Research on modeling the distributional aspects in sensor-based digital health (sDHT) data has grown significantly in recent years. Most existing approaches focus on using individual-specific density or quantile functions. However, there has been limited exploration to assess the practical utility of alternative distributional representations in clinical contexts collecting sDHT data. This study is motivated by accelerometry data collected on 246 individuals with multiple sclerosis (MS)representing a wide range of disability (Expanded Disability Status Scale, EDSS: 0-7). We consider five different individual-level distributional representations of minute-level activity counts: density, survival, hazard, quantile, and total time on test functions. For each of the five distributional representations, scalar-on-function regression fits linear discriminators for binary and continuously measured MS disability, and cross-validated discriminatory performance of these linear discriminators is compared across. The results show that individual-level hazard functions provide the highest discriminatory accuracy, more than double the accuracy compared to density functions. Individual-level quantile functions provided the second-highest discriminatory accuracy. These findings highlight the importance of focusing on distributional representations that capture the tail behavior of distributions when analyzing digital health data, especially in clinical contexts.

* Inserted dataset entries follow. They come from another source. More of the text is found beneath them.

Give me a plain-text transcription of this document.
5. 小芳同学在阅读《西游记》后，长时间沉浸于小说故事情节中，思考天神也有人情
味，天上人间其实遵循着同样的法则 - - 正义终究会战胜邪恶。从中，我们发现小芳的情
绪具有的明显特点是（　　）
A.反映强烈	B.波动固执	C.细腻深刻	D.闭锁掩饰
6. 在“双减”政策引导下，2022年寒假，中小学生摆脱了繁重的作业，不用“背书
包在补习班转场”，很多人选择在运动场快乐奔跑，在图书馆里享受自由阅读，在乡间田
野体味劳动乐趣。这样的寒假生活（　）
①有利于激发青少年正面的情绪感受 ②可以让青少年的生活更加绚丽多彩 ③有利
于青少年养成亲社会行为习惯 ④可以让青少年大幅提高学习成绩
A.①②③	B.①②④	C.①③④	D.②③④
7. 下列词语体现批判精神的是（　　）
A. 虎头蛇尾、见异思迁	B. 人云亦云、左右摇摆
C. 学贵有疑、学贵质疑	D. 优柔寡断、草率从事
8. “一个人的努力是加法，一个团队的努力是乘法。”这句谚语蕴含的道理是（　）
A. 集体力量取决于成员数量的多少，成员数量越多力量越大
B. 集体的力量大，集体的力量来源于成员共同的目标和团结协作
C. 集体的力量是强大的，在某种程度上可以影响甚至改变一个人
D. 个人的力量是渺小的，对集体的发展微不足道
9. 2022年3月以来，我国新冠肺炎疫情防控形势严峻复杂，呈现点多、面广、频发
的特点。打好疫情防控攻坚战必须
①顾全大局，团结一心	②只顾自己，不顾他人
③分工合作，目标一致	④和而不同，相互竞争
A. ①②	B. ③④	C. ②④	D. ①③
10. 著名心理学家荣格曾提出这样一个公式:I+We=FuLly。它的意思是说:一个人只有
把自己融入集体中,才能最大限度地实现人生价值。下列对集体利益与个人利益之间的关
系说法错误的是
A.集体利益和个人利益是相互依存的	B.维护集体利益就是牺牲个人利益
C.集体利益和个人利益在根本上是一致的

翻译：近年来，基于传感器的数字健康（sDHT）数据分布特征建模研究显著增长。现有方法大多聚焦于使用个体特异性密度函数或分位数函数。然而，在收集sDHT数据的临床环境中，对其他分布表示形式实际效用的探索仍较为有限。本研究基于246名多发性硬化症（MS）患者的加速度计数据展开，这些患者具有广泛的残疾程度分布（扩展残疾状态量表EDSS评分范围：0-7）。我们考虑了分钟级活动计数的五种个体层面分布表示形式：密度函数、生存函数、危险函数、分位数函数及总时间检验函数。针对每种分布表示，通过标量对函数回归拟合二元及连续测量的MS残疾线性判别器，并通过交叉验证比较这些线性判别器的鉴别性能。结果表明，个体层面的危险函数具有最高的鉴别准确率，其准确率较密度函数提升超过一倍。个体层面的分位数函数则表现出第二高的鉴别准确率。这些发现强调了在分析数字健康数据时，应重点关注能够捕捉分布尾部行为的分布表示形式，在临床研究背景下尤为如此。